Quand mes parents et ma famille ne savent pas, que je dois invoquer mille et une excuses pour éviter de parler du sujet du mariage.
Je n’ai que 26 ans, et pourtant ils se préoccupent plus que moi de ma vie sentimentale, justement de cette dernière je ne peux rien leur dire !
Ma famille, que j’aime tant, si tolérante, homophile, mais bon, les gays c’est chez les autres pas dans la famille.

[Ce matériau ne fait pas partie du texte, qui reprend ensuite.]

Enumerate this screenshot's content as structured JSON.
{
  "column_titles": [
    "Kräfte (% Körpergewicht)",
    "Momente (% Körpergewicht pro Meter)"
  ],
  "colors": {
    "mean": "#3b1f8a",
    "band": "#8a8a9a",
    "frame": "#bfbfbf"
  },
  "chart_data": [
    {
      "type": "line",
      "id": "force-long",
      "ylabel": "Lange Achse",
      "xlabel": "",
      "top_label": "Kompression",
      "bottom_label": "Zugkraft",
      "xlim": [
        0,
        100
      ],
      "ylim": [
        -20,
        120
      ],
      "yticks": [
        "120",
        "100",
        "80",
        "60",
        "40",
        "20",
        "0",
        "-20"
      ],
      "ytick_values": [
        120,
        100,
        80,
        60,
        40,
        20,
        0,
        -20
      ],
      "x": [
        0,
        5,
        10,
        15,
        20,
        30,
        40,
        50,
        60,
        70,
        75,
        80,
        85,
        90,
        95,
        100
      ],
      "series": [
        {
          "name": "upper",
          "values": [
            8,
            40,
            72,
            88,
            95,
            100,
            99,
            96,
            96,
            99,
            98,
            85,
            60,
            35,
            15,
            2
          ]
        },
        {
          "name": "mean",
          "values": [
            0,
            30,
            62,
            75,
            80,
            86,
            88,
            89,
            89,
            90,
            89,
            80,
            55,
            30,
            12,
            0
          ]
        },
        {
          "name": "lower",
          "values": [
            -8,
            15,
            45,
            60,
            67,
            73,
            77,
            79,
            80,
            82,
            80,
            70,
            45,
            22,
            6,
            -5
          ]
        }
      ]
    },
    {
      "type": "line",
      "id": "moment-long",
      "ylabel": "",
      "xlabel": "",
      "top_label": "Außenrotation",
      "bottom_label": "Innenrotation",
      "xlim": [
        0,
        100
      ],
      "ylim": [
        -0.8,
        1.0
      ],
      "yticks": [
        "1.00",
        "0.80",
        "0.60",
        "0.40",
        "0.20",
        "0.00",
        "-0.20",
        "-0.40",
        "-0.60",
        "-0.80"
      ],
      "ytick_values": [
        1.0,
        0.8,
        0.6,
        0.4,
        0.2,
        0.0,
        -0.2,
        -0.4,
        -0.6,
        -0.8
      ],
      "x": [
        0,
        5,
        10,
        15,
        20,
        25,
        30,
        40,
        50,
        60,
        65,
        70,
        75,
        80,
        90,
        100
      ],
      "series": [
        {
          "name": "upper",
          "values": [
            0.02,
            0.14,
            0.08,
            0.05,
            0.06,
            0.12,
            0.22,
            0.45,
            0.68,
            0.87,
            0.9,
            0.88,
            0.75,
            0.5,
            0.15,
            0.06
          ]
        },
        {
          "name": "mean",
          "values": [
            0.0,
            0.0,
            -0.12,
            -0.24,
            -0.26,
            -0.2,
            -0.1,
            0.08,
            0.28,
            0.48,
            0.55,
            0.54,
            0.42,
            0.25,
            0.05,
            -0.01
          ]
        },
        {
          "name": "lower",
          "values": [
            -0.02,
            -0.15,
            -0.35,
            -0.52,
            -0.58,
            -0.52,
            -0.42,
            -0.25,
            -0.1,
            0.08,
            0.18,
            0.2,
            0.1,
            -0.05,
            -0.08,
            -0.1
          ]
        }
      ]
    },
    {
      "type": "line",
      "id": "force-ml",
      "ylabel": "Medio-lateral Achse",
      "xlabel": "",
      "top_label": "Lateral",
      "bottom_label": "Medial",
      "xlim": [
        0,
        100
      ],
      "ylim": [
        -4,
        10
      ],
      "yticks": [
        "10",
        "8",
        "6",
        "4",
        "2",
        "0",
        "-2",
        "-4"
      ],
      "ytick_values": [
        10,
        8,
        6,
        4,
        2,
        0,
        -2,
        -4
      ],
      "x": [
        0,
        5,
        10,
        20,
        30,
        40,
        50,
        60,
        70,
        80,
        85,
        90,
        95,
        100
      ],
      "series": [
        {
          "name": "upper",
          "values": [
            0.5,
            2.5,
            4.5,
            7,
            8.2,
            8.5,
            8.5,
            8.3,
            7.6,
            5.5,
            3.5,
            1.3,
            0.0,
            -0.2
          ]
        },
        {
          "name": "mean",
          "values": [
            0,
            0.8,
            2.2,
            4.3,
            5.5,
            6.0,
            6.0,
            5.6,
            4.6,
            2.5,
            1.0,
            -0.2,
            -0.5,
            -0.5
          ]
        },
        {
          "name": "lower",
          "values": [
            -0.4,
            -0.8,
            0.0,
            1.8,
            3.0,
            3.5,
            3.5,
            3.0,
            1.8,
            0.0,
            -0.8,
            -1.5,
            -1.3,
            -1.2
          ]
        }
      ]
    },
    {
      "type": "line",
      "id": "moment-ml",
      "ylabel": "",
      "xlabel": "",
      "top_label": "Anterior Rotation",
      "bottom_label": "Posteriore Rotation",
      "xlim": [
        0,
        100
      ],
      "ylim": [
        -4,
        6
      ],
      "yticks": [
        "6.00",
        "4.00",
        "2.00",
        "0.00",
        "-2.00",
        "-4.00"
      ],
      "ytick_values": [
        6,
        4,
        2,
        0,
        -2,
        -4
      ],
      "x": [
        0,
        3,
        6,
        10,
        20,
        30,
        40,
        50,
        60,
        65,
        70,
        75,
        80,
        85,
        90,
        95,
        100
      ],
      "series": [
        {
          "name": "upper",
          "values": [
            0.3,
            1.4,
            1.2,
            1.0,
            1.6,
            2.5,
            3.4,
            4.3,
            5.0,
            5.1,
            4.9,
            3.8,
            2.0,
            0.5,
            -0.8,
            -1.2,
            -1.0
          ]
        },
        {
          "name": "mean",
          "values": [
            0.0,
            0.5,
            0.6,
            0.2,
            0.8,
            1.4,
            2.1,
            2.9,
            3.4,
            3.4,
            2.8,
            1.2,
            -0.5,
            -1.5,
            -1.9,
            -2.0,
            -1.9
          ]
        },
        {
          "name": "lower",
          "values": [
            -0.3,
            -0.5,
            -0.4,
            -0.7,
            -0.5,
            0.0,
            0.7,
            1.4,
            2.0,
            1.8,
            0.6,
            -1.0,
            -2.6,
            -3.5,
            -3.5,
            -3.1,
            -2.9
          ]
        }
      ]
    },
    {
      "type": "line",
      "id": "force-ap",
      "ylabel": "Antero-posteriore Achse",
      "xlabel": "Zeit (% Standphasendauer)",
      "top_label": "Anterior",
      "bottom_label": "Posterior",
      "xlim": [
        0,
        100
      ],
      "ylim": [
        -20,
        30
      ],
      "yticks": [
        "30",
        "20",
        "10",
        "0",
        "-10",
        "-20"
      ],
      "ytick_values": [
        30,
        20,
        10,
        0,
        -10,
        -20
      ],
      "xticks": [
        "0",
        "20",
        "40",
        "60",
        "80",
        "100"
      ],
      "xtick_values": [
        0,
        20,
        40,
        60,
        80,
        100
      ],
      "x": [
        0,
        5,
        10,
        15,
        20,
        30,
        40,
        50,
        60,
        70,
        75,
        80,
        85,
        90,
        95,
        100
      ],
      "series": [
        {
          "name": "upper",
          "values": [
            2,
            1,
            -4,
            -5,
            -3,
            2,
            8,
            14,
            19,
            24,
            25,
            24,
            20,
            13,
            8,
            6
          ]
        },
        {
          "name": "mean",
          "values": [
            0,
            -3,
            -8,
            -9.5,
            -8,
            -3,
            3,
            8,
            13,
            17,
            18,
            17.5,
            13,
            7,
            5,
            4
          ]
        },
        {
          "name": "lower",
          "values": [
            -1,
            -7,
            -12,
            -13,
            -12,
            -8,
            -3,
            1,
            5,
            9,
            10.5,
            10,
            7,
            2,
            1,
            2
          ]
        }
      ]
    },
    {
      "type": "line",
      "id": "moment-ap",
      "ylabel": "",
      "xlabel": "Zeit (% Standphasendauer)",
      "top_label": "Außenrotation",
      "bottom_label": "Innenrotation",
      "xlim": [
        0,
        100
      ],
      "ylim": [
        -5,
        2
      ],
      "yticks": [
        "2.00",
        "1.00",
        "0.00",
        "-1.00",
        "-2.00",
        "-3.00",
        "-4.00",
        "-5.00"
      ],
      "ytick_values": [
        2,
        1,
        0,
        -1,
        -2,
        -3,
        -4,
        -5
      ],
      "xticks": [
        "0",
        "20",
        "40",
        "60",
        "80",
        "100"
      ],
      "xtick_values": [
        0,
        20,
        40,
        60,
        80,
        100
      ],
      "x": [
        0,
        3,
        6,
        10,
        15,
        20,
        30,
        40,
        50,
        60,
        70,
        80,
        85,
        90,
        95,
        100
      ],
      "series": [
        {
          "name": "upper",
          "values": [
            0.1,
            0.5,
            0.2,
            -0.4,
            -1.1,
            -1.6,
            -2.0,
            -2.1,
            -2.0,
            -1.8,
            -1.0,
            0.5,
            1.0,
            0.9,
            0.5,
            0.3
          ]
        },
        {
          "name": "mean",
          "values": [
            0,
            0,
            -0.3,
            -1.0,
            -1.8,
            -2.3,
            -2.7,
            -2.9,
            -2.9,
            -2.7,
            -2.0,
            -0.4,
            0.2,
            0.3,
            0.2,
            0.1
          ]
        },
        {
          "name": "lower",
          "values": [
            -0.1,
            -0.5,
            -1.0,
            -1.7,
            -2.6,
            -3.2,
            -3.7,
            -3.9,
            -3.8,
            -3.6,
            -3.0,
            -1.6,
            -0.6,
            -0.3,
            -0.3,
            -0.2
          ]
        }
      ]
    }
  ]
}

Certes, j’ai cet avantage certain que mes parents et ma famille proche vivent au Maroc, mais je puis vous assurer que le poids reste le même, voire devient plus lourd : la crainte que sa se sache, qu’ils découvrent quelque chose, qu’en adviendra -t-il de moi ?
Qui plus est, je ne puis vivre sans contact avec ma famille…
Heureusement, il y a les ami(e) et la majorité d’entre eux le savent, et d’ailleurs m’ont soutenu dans mes déboires amoureux.
Enfin, presque puisque avec ceux d’origine maghrébine je suis obligé de parler encore de Carole quand il s’agit de Xavier, ou de présenter Stéphane comme étant un ami très proche…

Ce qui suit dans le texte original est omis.